De goede trouw en de goede bedoelingen van de ondertekenaars van het manifest staan buiten kijf. Hoe pijnlijk het ook is om het oneens te zijn met oude vrienden die zoveel gedaan hebben voor wat in het verleden ons gemeenschappelijk ideaal was, wij moeten - uit hoofde van eerlijkheid en in het belang van onze beweging voor de bevrijding - ons distanciëren van kameraden die denken dat zij anarchistische denkbeelden kunnen verenigen met samenwerking met de regeringen en kapitalistische klassen van bepaalde landen in hun strijd tegen de kapitalisten en regeringen van bepaalde andere landen.
Tijdens deze oorlog hebben wij gezien hoe republikeinen hun diensten aanboden aan koningen, hoe socialisten gemene zaak maakten met de heersende klasse, hoe vakbondsleden de belangen van de kapitalisten dienden; in werkelijkheid echter zijn al deze mensen in wisselende mate behoudend - zij geloven in de zending van de staat, en hun aarzeling is begrijpelijk als het enige verweer gelegen is in de verbreking van alle ketenen van de regering en het losbarsten van de sociale revolutie. Een dergelijke aarzeling is echter onbegrijpelijk als het om anarchisten gaat.
Wij prediken dat de staat onbekwaam is tot enig goed. Zowel op het gebied van internationale als van individuele relaties kan de staat agressie alleen bestrijden door zelf agressie te plegen; misdaad kan zij alleen voorkomen door nog grotere misdaden te organiseren en te begaan.
Zelfs als men uitgaat van de veronderstelling dat Duitsland als enige verantwoordelijk is voor deze oorlog — hetgeen ver bezijden de waarheid is — is nu bewezen dat zolang men vasthoudt aan de methoden van de regering Duitsland alleen kan worden bestreden door vrijheid in alle vormen te onderdrukken en alle krachten van de reactie weer tot leven te wekken. Afgezien van een revolutie onder het volk is er geen enkele andere manier om zich te verzetten tegen de dreiging van een gedisciplineerd leger dan proberen een nog sterker en nog gedisciplineerder leger te formeren; op die manier worden de strengste antimilitaristen, voor zover zij geen anarchist zijn en bang zijn voor de vernietiging van de staat, onvermijdelijk gedwongen vurige militaristen te worden.
In de twijfelachtige verwachting het Pruisische militarisme te verslaan hebben zij de geest en de traditie van de vrijheid afgezworen; zij hebben Engeland en Frankrijk verduitst’; zij hebben zich onderworpen aan het tsarisme; zij hebben het prestige van de wankelende troon van Italië hersteld.
Kunnen anarchisten deze situatie ook maar even dulden zonder afstand te doen van het recht zich anarchist te noemen?
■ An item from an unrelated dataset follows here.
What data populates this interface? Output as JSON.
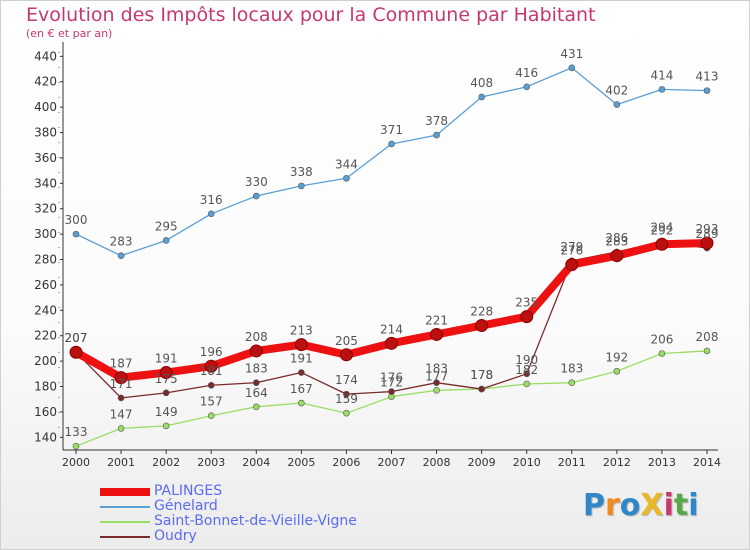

Ik zelf geef de voorkeur aan buitenlandse overheersing, gevolgd door opstand, boven binnenlandse onderdrukking die deemoedig, dankbaar bijna wordt aanvaard in de overtuiging dat zo iets ons behoedt voor een groter kwaad.
Het is zinloos te beweren dat in deze tijd de uitzonderingstoestand heerst en dat wij, na ons steentje te hebben bijgedragen aan de overwinning van de Entente in ‘deze oorlog’, elk naar ons eigen kamp zullen terugkeren om te strijden voor onze afzonderlijke idealen.
Als het tegenwoordig nodig is samen te werken met de regering en de kapitalisten om ons te verdedigen tegen ‘de Duitse dreiging’, dan zal dat na de oorlog ook nodig zijn.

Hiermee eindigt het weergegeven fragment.